Motorradtouren zwischen Gardasee und Idrosee - Blick auf den Idrosee.
                Unten rechts Idro, hinten links Anfo, wo sich der Einstieg zum Pso. Spina, Maniva etc. befindet.

Kurveneldorado am Idrosee: Passo del Spina
Der Idrosee ist so ein Ort. Ein kleiner, zehn Kilometer langer See, mitten in den lombardischen Bergen gelegen. Ringsherum alte, urige, kaum aufgehübschte Dörfer. Sanfte Wiesenteppiche, die sich über die Hügel legen und felsige Berge, die hochalpinen Fahrgenuss versprechen. Und wem der Sinn nach etwas mehr Trubel, Freizeitangeboten und wärmerem Klima steht, der fährt einfach hinüber an den Gardasee. Dort wartet einerseits die hochgelegenen Tremosine-Gemeinden auf den Ruhesuchenden und Genusstourer, andererseits verströmen die Orte direkt am Wasser einen unwiderstehlichen Charme.

Gardasee und Idrosee werden vor allem durch den Passo Capovalle verbunden – ein 35 Kilometer langes Sträßchen, das die wildesten Kurvenwechsel Italiens aufweist!

Der elf Kilometer lange und bis zwei Kilometer breite Idrosee liegt westlich seines großen Bruders, dem Gardasee. Der See ist von Süddeutschland aus bequem in einer Tagestour zu erreichen. Sollte jemand fragen: Gardasee oder Idrosee? Da gäbe es nicht lang zu überlegen: Idrosee natürlich. Zum Gardasee führt außerdem eine Strecke am Valvestino-Stausee entlang. Man braucht ja einen Grund, um dieses Kurvenfeuerwerk mehrmals täglich zu genießen!

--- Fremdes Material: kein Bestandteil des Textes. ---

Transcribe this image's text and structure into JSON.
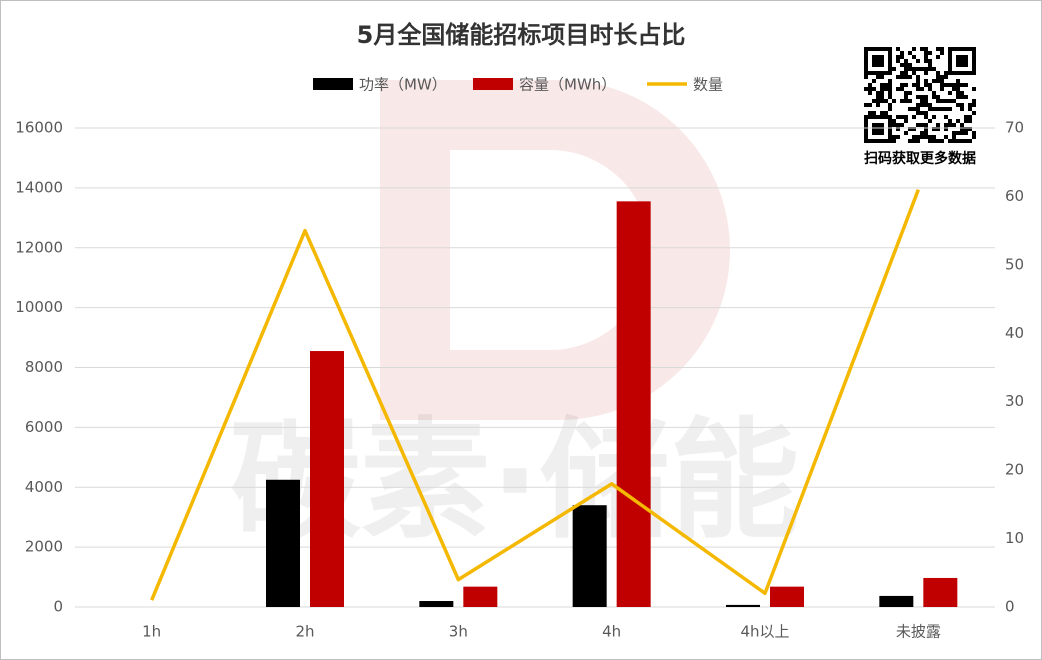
{
  "chart_data": {
    "type": "bar-line",
    "title": "5月全国储能招标项目时长占比",
    "categories": [
      "1h",
      "2h",
      "3h",
      "4h",
      "4h以上",
      "未披露"
    ],
    "series": [
      {
        "name": "功率（MW）",
        "type": "bar",
        "color": "#000000",
        "values": [
          0,
          4250,
          200,
          3400,
          70,
          370
        ]
      },
      {
        "name": "容量（MWh）",
        "type": "bar",
        "color": "#c00000",
        "values": [
          0,
          8550,
          680,
          13550,
          680,
          970
        ]
      },
      {
        "name": "数量",
        "type": "line",
        "axis": "y2",
        "color": "#f5b800",
        "values": [
          1,
          55,
          4,
          18,
          2,
          61
        ]
      }
    ],
    "ylim": [
      0,
      16000
    ],
    "yticks": [
      0,
      2000,
      4000,
      6000,
      8000,
      10000,
      12000,
      14000,
      16000
    ],
    "y2lim": [
      0,
      70
    ],
    "y2ticks": [
      0,
      10,
      20,
      30,
      40,
      50,
      60,
      70
    ],
    "grid": true,
    "legend": "top",
    "watermark": "碳素·储能",
    "qr_caption": "扫码获取更多数据"
  }
}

Es gibt zahlreiche kleine, sehr kurvige Strecken, die durch eine verwunschene Landschaft führen. Vorbei an bewaldeten Berghängen, auf Straßen, auf denen ein Auto und ein Motorrad gerade so aneinander vorbeikommen; und sogar fast mitten durch Kirchen, die aus Platzgründen durchtunnelt sind. Auf den alten Militärstraßen (Pso. Maniva, Spina etc.) kann man abseits des Trubels inmitten hoher Berge und oberhalb der Baumgrenze stundenlang auf Schotter unterwegs sein. Also besser nicht weitersagen.

Ganz anders präsentiert sich der Gardasee. Das mediterrane Klima läßt Palmen und sonstige südliche Flora gedeihen. Die für Motorradfahrer reizvolle, sich über das Westufer windende Straße ist von unzähligen Tunnels gekennzeichnet – auf 28 Kilometern von Riva bis Gargnano wurden zwischen 1927 und 1932 sage und schreibe 74 Tunnel in die steilen Felsen gebohrt.

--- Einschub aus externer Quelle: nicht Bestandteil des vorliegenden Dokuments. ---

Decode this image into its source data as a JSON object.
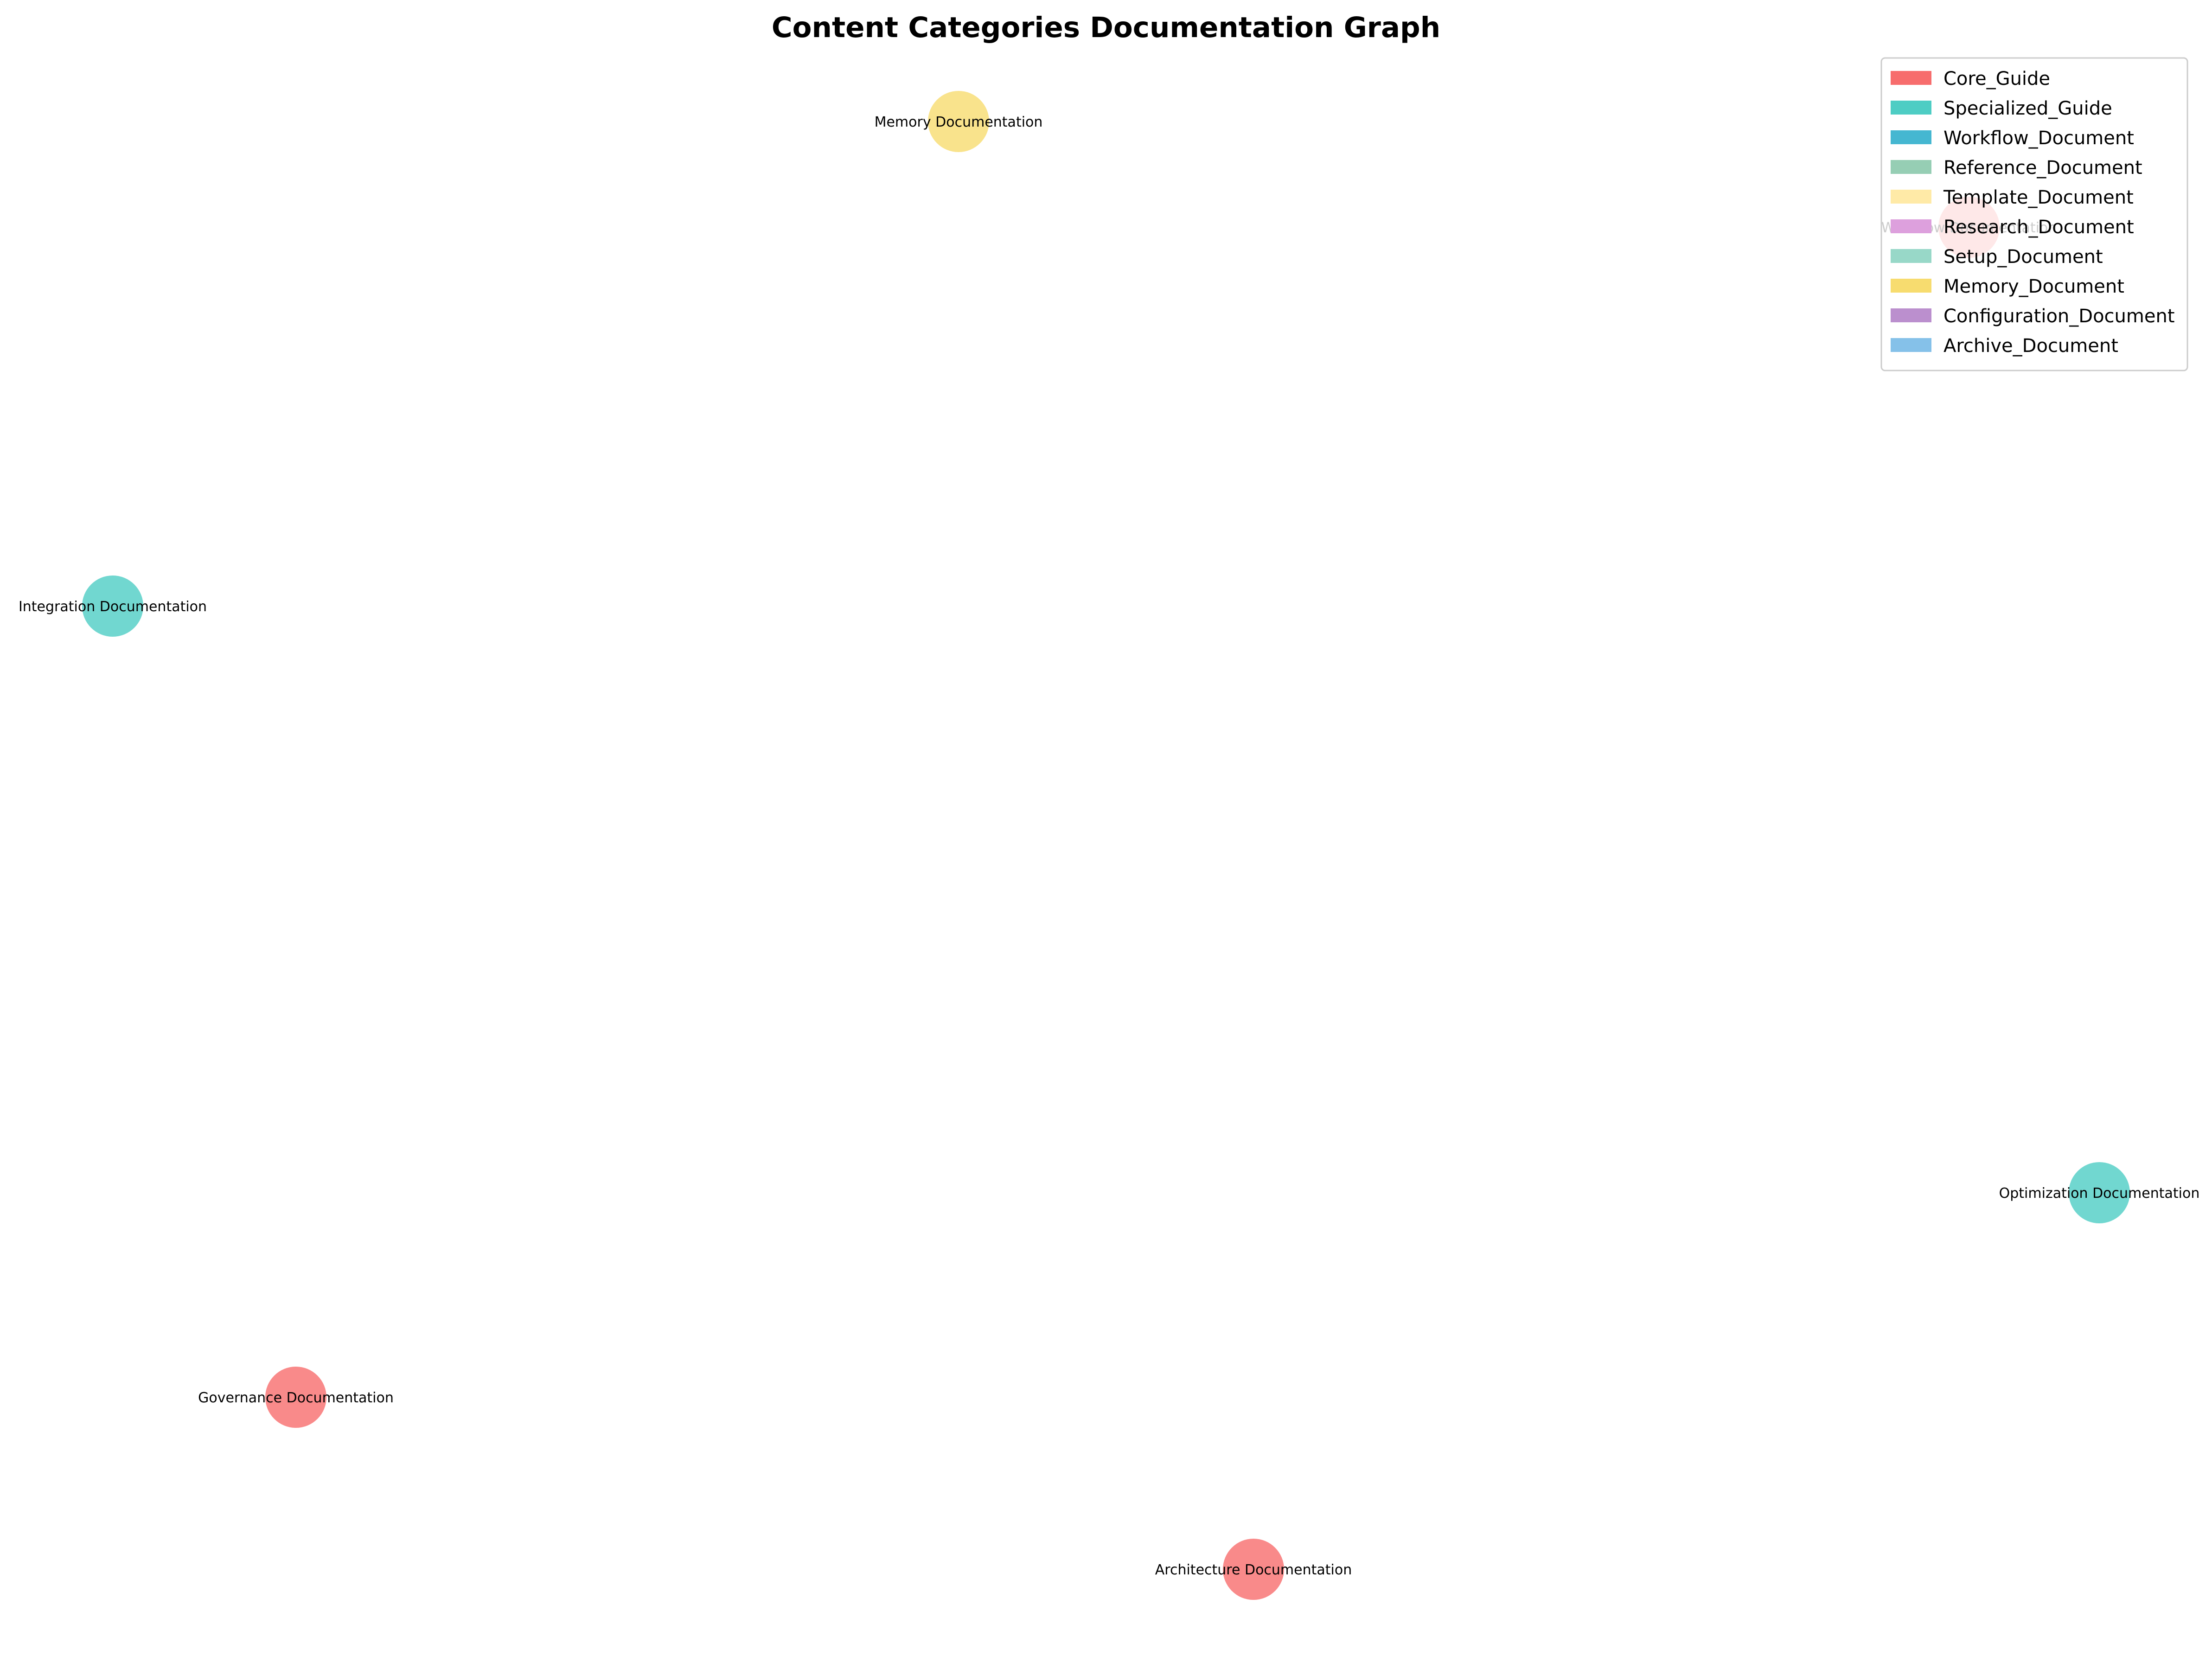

Italienisch gelassen und ruhig geht es in der Region Tremosine zu. Dieses zerklüftete Hochplateau, 500 bis 600 Meter über Seeniveau, ist das Ziel vieler bergbegeisterter Tourenfahrer. Die Straßen sind eng, sehr eng.

Besonders eine der drei Auffahrten, die Strada della Forra, ist ein Meisterwerk italienischer Straßenbaukunst – sie begeistert uns ein um's andere Mal. Ein Besuch der Schauderterrasse (eine freitragende Aussichtsterrasse in Pieve de Tremosine, mit 500 Metern Luft bis zum Wasserspiegel) ist bei jedem unserer Besuche Pflichtprogramm.